Whether you're managing your ISA for the first time or have been doing it for years, these seven top tips will help you make the most of your investment.
Can I transfer a cash ISA to a stocks and shares ISA?
Q: I have a cash ISA from the 2007/08 tax year as well as a stocks and shares ISA from a different provider. I would like the stocks and shares ISA to remain where it is but, because of poor interest rates, I would like to transfer the cash ISA to a stocks and shares ISA with a new provider.
However, I have opened and subscribed in full to another stocks and shares ISA this tax year (2013/14). It is my understanding you cannot have more than one stocks and shares ISA during any one tax year. What are my options?
Francis Klonowski is principal of Klonowski & Co in Leeds.
A: You can certainly transfer your cash ISA into a stocks and shares one at any time, however, the reverse is not allowed. So once you have made the change, you won't be able to transfer the money back into a cash ISA.
The transfer will not affect the tax-free status of the original investment. It will still be counted as an ISA investment for 2007/08, so you still have your full ISA allowance during this current tax year. Technically speaking, the rule is that you can only subscribe to one stocks and shares ISA in a tax year. You can use the same ISA provider that you currently have, and can even purchase the same underlying fund or share[s] that you have at the moment.
When an ISA is transferred, the old manager must provide the new manager with a written notice containing full information about the original investment and a declaration (known as a "transfer history form").
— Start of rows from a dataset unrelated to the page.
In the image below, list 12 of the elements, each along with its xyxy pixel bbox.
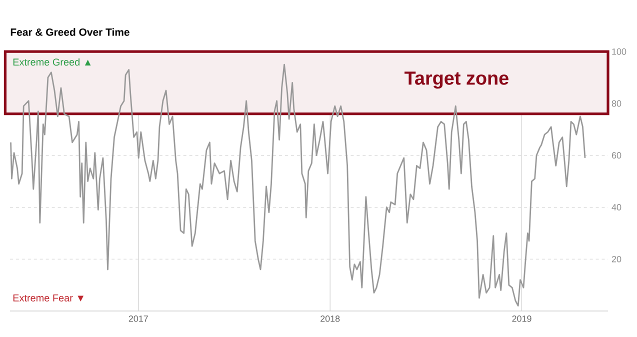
y-tick-label: 40	[612, 204, 622, 210]
chart-title: Fear & Greed Over Time	[10, 28, 130, 36]
y-tick-label: 100	[612, 48, 626, 55]
annotation: Extreme Greed ▲	[13, 58, 91, 66]
y-tick-label: 20	[612, 256, 622, 262]
x-tick-label: 2017	[128, 316, 148, 322]
band-label: Target zone	[404, 72, 508, 89]
annotation: Extreme Fear ▼	[13, 294, 84, 302]
x-tick-label: 2018	[320, 316, 340, 322]
y-tick-label: 80	[612, 100, 622, 107]
x-tick-label: 2019	[512, 316, 532, 322]
y-tick-label: 60	[612, 152, 622, 159]
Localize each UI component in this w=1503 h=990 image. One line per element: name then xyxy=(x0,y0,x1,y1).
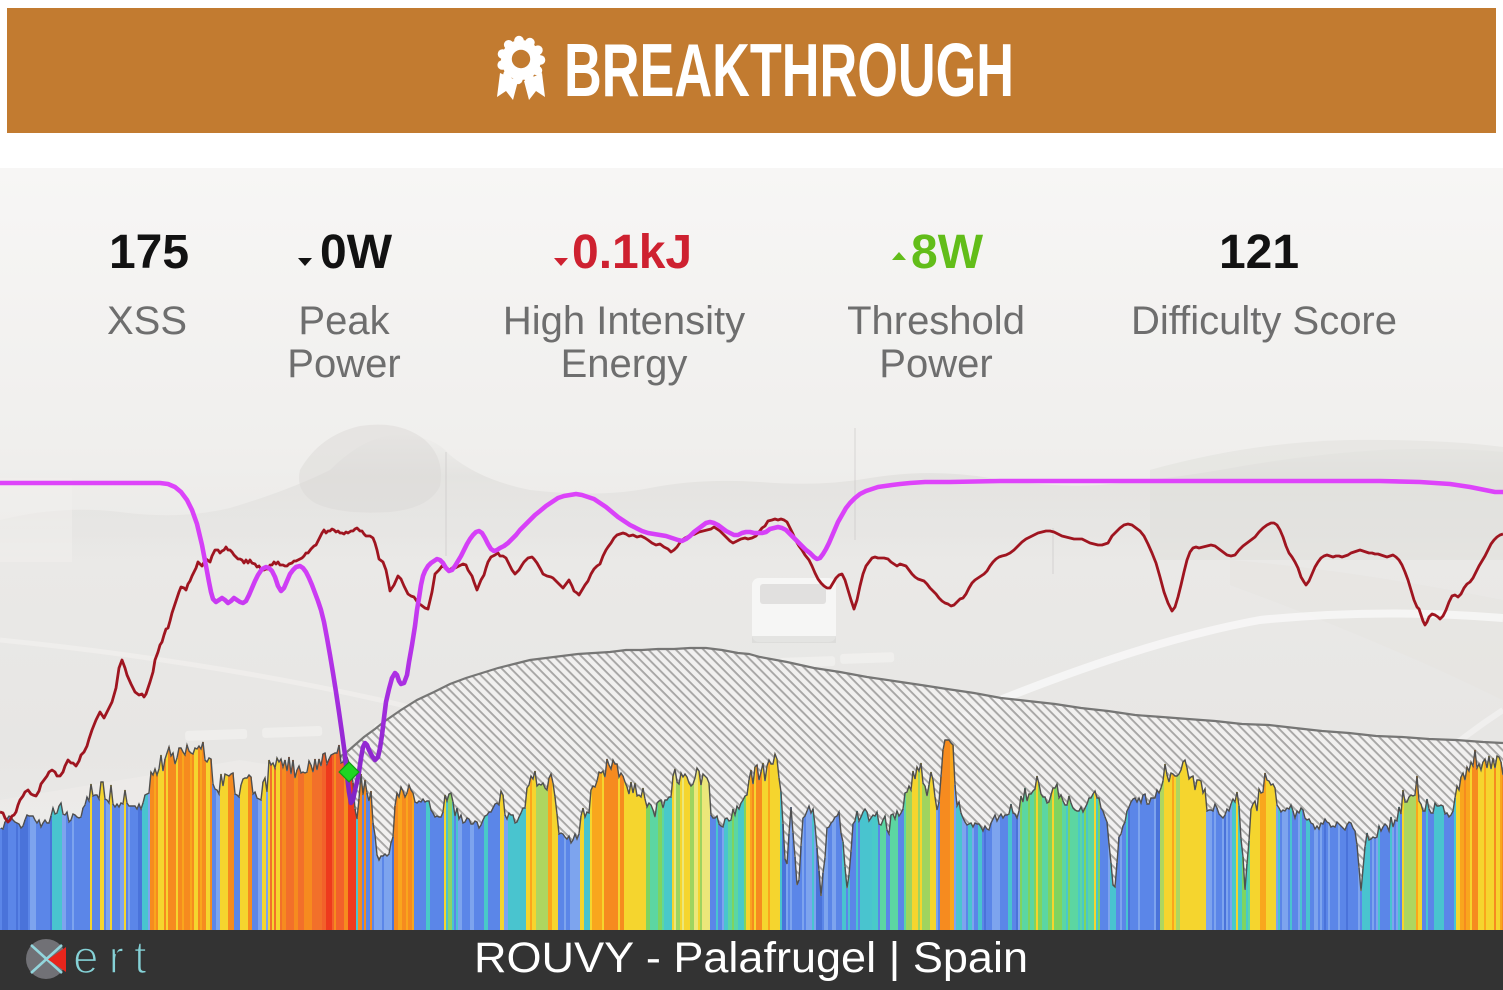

This means the new ISA manager can differentiate the tax years, and your valuation statements will probably show this.
Your question in turn begs another question: should you switch out of cash in the first place? Interest rates may be quite low at the moment, and the temptation to chase better returns is understandable.
However, such a move involves investment risk, and there is no guarantee that the higher returns will materialise. Your decision should therefore be taken in the wider context of your overall financial planning: it will depend on whether you can accept the risk, what return you need on the money, and how early you are likely to need access to the money.